Captain Balram Mehta in the film was assigned a desk job for a while because the disciplinary commission ruled against him for his disorderly behavior. Balram had expected to be let off lightly because of his good camaraderie with his superiors in the battalion. But things initially didn’t go as planned. His desk job distressed him until the army chief, Sam Manekshaw, spotted his skill as a combatant and his love for the Pippa, the amphibian tank.
Captain Balram And His Stint With Combat
Once he was back on the field, Captain Balram became the tiger that was constantly on the prowl to seek victory at any cost. On the way to the Indian camp set on the eastern front of the country, he was appalled to see the number of Bengalis from East Pakistan who were forced to leave their homes and find refuge in India. It reminded him of his mother retelling the harrowing experience of their exodus from Rawalpindi to Delhi during the partition. They had to give up everything close to their family and start their lives from scratch. He understood the ramifications of the ongoing conflict in East Pakistan against their government. It motivated him further to fight for the destitute.
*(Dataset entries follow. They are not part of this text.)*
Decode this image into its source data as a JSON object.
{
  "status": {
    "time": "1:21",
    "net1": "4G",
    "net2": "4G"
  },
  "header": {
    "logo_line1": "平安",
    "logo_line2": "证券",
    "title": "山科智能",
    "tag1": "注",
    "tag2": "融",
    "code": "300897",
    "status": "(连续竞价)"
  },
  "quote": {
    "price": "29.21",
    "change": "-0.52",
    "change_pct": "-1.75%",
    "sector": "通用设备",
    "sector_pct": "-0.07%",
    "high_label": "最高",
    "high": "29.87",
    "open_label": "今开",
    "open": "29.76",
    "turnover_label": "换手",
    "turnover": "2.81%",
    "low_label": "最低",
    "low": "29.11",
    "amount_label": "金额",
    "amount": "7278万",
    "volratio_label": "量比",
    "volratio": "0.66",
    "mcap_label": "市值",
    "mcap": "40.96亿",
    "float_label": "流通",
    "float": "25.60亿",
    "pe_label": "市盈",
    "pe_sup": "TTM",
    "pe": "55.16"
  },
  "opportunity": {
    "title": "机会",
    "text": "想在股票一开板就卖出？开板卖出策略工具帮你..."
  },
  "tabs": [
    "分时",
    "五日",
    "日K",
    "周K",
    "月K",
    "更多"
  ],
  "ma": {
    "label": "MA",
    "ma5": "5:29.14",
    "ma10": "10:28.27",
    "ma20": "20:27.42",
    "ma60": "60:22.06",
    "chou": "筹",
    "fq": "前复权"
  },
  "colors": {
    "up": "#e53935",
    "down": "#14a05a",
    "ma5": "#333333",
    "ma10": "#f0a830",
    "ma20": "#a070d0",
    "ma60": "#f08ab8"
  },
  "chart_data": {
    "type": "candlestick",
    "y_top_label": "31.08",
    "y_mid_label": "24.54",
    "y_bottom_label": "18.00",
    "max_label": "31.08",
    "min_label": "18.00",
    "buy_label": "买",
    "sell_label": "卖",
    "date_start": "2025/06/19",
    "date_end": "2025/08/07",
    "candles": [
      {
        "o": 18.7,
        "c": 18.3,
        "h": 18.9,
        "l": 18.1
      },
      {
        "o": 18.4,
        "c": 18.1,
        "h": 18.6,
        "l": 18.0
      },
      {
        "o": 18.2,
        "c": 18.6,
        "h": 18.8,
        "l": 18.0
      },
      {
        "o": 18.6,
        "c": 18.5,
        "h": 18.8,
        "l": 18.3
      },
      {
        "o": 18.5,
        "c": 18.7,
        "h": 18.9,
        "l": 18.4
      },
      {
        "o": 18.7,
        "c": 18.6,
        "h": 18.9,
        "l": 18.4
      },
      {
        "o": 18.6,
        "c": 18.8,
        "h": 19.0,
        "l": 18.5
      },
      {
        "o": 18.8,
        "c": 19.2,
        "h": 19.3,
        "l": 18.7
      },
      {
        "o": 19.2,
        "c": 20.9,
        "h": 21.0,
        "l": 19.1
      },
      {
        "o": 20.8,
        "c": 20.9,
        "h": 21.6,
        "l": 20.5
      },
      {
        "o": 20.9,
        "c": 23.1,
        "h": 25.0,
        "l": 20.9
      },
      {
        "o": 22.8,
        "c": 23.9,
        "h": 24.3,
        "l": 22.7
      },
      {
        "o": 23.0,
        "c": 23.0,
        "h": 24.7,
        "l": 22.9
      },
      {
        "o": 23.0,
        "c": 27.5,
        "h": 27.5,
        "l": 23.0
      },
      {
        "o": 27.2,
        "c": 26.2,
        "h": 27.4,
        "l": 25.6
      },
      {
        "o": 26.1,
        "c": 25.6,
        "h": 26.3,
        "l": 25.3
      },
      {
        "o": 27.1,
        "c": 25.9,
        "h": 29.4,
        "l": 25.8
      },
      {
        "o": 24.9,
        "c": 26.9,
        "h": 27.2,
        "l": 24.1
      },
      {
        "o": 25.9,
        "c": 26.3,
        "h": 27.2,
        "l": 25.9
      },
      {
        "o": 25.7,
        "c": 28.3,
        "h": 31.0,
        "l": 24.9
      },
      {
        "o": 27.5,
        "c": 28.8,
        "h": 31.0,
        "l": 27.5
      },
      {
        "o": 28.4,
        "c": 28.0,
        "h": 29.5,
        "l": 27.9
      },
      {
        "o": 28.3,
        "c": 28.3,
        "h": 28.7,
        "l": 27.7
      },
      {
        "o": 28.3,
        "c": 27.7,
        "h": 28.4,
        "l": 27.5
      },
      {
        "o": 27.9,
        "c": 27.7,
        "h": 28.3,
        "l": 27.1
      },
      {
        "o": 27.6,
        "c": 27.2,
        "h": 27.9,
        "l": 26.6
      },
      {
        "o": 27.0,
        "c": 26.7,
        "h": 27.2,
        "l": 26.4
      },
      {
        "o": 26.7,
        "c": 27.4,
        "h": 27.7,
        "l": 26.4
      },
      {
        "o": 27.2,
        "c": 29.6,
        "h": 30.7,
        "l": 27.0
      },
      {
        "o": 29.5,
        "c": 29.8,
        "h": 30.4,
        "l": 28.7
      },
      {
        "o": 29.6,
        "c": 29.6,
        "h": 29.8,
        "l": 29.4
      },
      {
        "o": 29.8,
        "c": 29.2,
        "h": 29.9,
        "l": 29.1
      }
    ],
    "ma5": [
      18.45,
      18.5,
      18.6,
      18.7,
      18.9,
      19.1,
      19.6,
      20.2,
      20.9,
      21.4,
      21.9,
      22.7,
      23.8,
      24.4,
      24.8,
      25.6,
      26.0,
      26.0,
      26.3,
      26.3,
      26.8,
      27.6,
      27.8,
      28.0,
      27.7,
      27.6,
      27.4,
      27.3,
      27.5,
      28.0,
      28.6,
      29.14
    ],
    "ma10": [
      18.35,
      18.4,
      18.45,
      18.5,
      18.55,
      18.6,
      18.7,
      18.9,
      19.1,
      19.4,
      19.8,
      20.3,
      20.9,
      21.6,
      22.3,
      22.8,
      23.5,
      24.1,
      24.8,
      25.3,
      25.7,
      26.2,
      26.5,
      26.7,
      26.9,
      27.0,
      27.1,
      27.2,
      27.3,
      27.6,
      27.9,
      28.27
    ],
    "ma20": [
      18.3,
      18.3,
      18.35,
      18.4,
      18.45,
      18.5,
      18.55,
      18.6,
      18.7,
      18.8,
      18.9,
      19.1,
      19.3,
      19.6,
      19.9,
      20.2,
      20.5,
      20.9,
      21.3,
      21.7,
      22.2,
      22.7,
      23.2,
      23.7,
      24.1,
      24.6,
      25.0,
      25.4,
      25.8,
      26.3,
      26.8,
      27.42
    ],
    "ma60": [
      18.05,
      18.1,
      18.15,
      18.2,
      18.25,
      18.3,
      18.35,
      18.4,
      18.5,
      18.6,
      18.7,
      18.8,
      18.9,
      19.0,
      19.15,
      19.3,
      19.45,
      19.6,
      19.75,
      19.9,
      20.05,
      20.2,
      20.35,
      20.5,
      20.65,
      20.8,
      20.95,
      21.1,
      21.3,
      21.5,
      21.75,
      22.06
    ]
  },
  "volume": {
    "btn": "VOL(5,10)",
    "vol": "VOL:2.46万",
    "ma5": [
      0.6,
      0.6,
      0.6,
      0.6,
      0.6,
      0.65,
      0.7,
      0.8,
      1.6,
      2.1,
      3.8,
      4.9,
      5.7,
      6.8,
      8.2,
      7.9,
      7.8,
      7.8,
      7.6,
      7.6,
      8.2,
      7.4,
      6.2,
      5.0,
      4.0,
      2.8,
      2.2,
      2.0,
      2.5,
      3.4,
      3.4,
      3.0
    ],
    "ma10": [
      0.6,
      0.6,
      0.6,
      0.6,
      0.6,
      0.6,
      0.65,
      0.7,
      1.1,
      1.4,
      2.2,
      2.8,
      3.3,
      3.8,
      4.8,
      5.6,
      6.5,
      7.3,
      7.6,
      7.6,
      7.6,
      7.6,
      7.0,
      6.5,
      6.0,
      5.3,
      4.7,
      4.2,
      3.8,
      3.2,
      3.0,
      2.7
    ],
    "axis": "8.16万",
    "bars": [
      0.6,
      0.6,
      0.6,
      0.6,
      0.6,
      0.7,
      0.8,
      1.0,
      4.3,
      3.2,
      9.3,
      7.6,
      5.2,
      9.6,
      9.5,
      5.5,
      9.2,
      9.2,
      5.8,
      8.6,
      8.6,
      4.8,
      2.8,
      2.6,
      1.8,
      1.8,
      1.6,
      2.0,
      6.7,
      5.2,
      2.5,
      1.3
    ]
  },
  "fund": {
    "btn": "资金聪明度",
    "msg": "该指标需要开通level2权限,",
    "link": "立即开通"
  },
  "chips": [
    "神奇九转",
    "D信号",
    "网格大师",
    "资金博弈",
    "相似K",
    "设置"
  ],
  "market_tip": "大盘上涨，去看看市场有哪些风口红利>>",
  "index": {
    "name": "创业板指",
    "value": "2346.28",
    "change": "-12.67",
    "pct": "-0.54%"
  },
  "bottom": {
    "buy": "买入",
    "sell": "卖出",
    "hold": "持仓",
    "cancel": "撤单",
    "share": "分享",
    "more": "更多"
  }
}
Balram was also attached to a pair of boots he wore to combat because of their history with his family. The boots belonged to his father, who had served in the army and wanted his sons to join the force as well. The boots were passed on to his elder brother as his legacy, and Balram reveals he stole them from Ram. He wanted to understand the idea of being in someone else’s shoes and the weight of carrying forward his family’s tradition. Despite what the family thought of him, Balram was serious about the work assigned to him on the frontier. The first battle was crucial but at the cost of losing their chief of operations within minutes of the conflict beginning. Balram had to take charge of the operation seconds after he learned of his team leader’s death in action. This emphasizes the aspect of moving on quickly because the enemy waits for no one. He had learned of his brother going missing in action from his sister Radha who was working with intelligence. Balram was wondering whether to go rogue and rescue his brother instead of facing the enemy battalion. Good sense prevailed, and he ended up following the orders of his current operation lead, who was willing to take another route to reach Burinda. He had received another piece of information from an enemy deserter about an Indian army officer being held as a POW at Burinda. Balram had the opportunity to go against his orders and look for his brother instead. Since the battalion was headed to the town, he showed patience and did not make a move in haste.
Captain Balram After The War
Captain Balram showed his skills as an army officer in the Battle of Burinda. His battalion decimated the enemy tanks and trucks upon entering the town. This win was crucial, but finally finding his brother alive was the happiest news for him. The brothers reunite, acknowledge each other’s prowess as army officers, and head home happily. Captain Balram seemed to have cemented his position as one of the war heroes of the 1971 war, and the Pakistan army surrendered within a few days of the Indian army’s incursion into East Pakistan. The Indian army’s victory led to the formation of the new country, Bangladesh, and thus ended the reign of West Pakistan over this region.
Brigadier Balram Mehta is very much alive and active, and over the years he’s put on paper his experience working with the 45th Cavalry, which led to winning the battle of Garibpur. He took voluntary retirement from the armed forces and has been actively working with various state governments, universities, and non-profit organizations.